この穀物を基準とした経済が具体的にどのようなものなのか、私にもわからない。それはたぶん封建制のようなものだと思う。各国に王がいて、彼がその国の穀物生産の半分を徴収し、半分を農民の手元に残す。王は家臣たちに穀物を分配し、家臣たちはさらにその配下に穀物を分配する。こうして国民の半分は政府の機構に組み込まれることになる。

この仕組みの優れた点は、人口の制御ができることである。王は穀物生産を完全に掌握しているので、その国の人口に見合った量の穀物を生産させることができる。日本の減反政策と同じである。むかしは農業の生産性が低かったので、できるかぎり多くの穀物を生産しなければ、人口を維持することはできなかった。だがいまは逆に、農業の生産性が高くなりすぎて、米が余っているのである。

これはよいことである。というのも、我々はすでに全人類を優に養っていけるだけの農業生産力を確保できているのだから。問題は逆に、人口が増えすぎてしまうことにある。世界の人口をこれ以上増やさないためには、農業生産を一定量以下に抑える必要がある。人口増加はあらゆる社会問題の原因となるので、これからは人口を減らしたり、規模を抑える工夫が必要になる。とくに環境破壊は人間の生活が原因で起きているから、これを解決するためには人口を減らすことが望ましい。
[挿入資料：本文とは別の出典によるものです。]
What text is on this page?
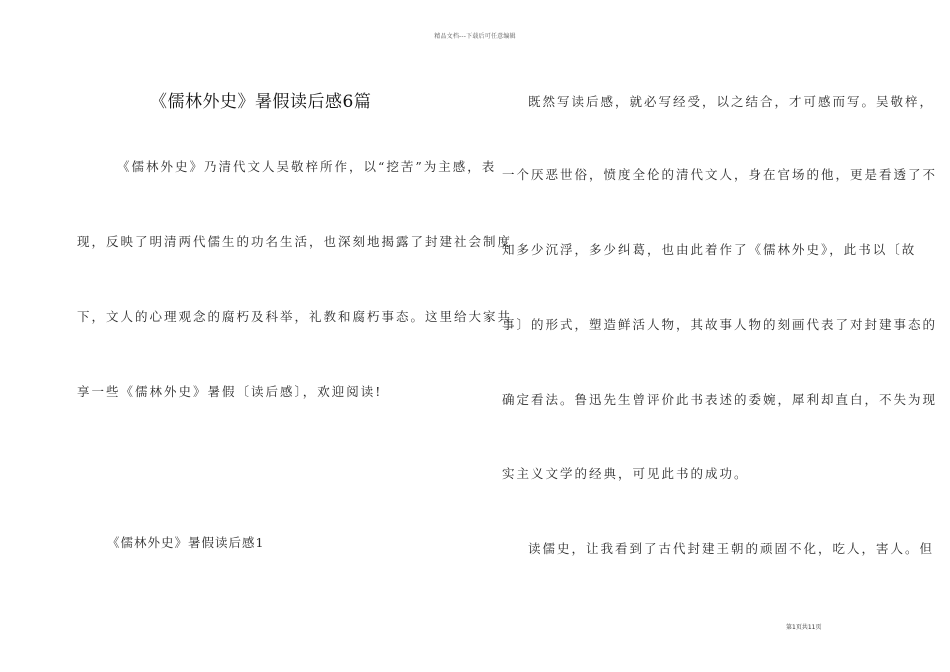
精品文档---下载后可任意编辑
《儒林外史》暑假读后感6篇
《儒林外史》乃清代文人吴敬梓所作，以“挖苦”为主感，表
现，反映了明清两代儒生的功名生活，也深刻地揭露了封建社会制度
下，文人的心理观念的腐朽及科举，礼教和腐朽事态。这里给大家共
享一些《儒林外史》暑假〔读后感〕，欢迎阅读!
《儒林外史》暑假读后感1
既然写读后感，就必写经受，以之结合，才可感而写。吴敬梓，
一个厌恶世俗，愤度全伦的清代文人，身在官场的他，更是看透了不
知多少沉浮，多少纠葛，也由此着作了《儒林外史》，此书以〔故
事〕的形式，塑造鲜活人物，其故事人物的刻画代表了对封建事态的
确定看法。鲁迅先生曾评价此书表述的委婉，犀利却直白，不失为现
实主义文学的经典，可见此书的成功。
读儒史，让我看到了古代封建王朝的顽固不化，吃人，害人。但
第1页共11页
世界人口がいまの半分に減れば、二酸化炭素の排出量も半分に減るはずだ。

新しい封建制は人々の労働時間を減らし、さらに人口そのものを減らす。これで環境負荷は軽減されるだろう。

だが、この社会でお金はどのように動くのだろうか。人々はやはりいろいろな仕事に従事し、商品を生産する。農業も穀物だけではなく野菜や果物など、色々な産物がある。コンピューターも作られるし車も作られる。それらは以前と同じように流通し、消費者によって購入されるだろう。

問題は、そこに税金をかける必要があるかどうかだ。いったいこの場合、政府とは何であるのか。この封建制においては、諸王を束ねる王として世界政府の首領が存在する。世界政府は国家間の争いを調停し、戦争を禁止する。彼はほかに、何をすればいいのだろうか。

ちょっと行政の勉強をしなければいけないようだ。